CUMARTESİ günü bu köşede çıkan yazının başlığı aynen şöyleydi: 'Çöldeki çiçek bahçeleri: Türkiye'nin en seçkin liseleri...'
Yazıda, üniversiteye girişin son basamağı olan LYS
sonuçlarındaki başarıdan hareketle, her üç puan türünde en yüksek
puanları alan lise türlerini sıralamıştım.
Her ne kadar kamuoyunda 'en iyiler' listeleri daha fazla ilgi
çekiyorsa da, ben her zaman 'en kötüler'e bakmanın bize daha fazla
şey söylediğine inananlardanım.
Bugün itibarıyla Türkiye'de eğitim sisteminin bir tane büyük sorunu
var; neredeyse bütün sorunların anası diyebileceğimiz bir sorun bu:
Kalite.
Ve düşük kaliteli eğitim kendini devasa bir eşitsizlik olarak
ortaya koyuyor. Yani, az sayıda öğrencimize 'en iyi' denen eğitimi
verebiliyorken ezici bir çoğunluğa 'vasat' sayılabilecek bir
eğitimi bile çok gören bir sistemimiz var.
LYS'den birkaç rakam aktarayım:
869 bin aday 'Türkçe-Matematik' puan türünden değerlendirilmek
istedi ve ona göre sınava girdi. Bunlardan sadece 355 bini 200
puanın üzerinde puan alabildi; yani 500 binden fazla aday bu
sınavda hayli kötü performans sergiledi.
Neredeyse 590 bin aday 'Matematik-Fen'den değerlendirilmek istedi;
bunlardan sadece 205 bini 200 puanın üzerinde puanlar alabildi.

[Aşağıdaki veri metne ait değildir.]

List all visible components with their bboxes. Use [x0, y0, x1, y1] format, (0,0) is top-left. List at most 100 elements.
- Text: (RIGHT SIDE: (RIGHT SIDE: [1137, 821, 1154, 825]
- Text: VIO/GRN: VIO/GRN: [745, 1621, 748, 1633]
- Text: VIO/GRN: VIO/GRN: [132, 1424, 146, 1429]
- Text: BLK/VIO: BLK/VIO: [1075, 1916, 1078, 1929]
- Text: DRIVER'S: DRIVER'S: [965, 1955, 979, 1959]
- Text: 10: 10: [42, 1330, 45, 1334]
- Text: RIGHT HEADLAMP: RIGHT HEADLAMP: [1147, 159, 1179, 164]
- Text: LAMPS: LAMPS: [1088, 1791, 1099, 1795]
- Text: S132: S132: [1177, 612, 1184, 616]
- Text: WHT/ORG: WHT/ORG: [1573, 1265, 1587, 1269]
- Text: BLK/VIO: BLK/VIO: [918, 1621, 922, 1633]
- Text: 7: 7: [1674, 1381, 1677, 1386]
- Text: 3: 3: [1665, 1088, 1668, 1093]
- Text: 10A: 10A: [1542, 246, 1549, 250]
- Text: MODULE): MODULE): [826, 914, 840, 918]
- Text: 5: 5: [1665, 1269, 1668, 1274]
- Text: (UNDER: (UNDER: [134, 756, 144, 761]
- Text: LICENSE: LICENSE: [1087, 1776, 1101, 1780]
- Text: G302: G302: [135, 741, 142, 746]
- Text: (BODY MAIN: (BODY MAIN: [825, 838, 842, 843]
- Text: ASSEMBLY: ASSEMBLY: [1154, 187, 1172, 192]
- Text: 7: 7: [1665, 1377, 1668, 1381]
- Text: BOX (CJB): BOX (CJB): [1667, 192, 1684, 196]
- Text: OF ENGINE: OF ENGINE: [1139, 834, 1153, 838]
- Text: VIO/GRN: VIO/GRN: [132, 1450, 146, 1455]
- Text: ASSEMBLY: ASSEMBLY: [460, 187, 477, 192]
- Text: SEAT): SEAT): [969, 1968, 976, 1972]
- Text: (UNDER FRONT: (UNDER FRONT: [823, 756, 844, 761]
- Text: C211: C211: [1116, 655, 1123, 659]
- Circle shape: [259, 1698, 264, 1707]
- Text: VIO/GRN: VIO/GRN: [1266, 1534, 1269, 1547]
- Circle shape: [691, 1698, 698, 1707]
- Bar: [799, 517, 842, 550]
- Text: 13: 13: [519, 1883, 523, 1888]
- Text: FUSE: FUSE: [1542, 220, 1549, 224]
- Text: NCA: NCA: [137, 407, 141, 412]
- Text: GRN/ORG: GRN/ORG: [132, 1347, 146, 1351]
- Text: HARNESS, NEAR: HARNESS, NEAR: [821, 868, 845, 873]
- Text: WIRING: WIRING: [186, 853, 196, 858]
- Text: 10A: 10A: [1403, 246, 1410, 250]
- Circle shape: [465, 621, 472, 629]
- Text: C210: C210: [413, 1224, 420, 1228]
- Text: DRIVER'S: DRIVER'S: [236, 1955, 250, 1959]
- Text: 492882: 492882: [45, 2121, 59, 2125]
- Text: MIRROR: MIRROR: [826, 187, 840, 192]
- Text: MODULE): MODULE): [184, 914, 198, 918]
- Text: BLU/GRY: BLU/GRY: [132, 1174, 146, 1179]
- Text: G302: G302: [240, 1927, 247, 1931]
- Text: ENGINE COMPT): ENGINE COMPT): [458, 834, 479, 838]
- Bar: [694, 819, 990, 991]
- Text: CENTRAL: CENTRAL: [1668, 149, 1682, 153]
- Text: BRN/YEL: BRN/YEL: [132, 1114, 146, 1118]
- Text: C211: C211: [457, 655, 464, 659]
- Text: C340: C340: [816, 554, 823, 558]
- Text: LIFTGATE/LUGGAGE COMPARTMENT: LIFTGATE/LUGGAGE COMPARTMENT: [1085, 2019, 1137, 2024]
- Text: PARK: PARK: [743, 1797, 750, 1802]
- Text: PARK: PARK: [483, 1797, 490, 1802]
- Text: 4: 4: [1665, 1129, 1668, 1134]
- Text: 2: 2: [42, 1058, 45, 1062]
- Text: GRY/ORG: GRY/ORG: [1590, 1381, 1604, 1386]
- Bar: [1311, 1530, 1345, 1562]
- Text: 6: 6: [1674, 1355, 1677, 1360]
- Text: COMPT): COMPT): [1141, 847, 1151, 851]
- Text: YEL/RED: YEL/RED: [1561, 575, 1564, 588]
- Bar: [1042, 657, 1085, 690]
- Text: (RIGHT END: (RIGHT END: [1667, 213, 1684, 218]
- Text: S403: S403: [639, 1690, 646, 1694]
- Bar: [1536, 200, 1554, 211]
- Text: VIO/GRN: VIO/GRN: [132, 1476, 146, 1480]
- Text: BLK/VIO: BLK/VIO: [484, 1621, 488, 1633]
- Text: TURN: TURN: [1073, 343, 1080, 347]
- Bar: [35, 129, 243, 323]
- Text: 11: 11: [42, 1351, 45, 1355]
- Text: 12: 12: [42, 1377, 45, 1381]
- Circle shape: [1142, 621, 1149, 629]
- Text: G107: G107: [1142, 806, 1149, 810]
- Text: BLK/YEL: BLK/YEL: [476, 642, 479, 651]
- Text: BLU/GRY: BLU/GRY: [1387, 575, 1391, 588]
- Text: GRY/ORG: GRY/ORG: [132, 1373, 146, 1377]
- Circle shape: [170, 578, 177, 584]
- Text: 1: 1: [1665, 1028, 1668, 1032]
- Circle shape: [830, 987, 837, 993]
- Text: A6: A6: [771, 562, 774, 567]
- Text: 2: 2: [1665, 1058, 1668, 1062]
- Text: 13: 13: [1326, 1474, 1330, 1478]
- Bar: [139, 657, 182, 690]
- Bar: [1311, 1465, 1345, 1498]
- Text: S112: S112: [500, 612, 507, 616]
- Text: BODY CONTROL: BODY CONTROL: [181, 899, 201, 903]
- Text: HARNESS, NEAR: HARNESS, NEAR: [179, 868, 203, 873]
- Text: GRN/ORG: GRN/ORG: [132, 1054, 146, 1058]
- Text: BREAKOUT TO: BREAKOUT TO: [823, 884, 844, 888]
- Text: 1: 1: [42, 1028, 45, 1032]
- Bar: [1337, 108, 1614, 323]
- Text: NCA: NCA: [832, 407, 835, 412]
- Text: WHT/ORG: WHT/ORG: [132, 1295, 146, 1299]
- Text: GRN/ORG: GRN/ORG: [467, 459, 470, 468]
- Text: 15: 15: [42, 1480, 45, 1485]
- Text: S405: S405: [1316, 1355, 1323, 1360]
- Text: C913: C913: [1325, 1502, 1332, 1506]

Yani bu puan türünü isteyen adayların yarıdan fazlası çok
kötüydü.
'Türkçe-Sosyal'i neredeyse 750 bin öğrenci tercih etti; bunlardan
sadece 346 bini 200 puanın üzerine çıkabildi. 400 bin öğrenci 200
bile alamadı.
Her üç puan türünde de tam puan 500'dü ve tam puanı sadece 1'er
öğrenci alabildi. Türlerde değerlendirme ise 100 puandan başladı.
Yani 200'ü aşamayan öğrenciler için '10 üzerinden en çok 2.5
alabildiler' diyebiliriz.
İşte eşitsizlik tam da bu. Veya 'sefalette eşitlik' bu. Büyük
kalabalıklar en aşağıda, 'elit' küçük gruplar en yukarıda.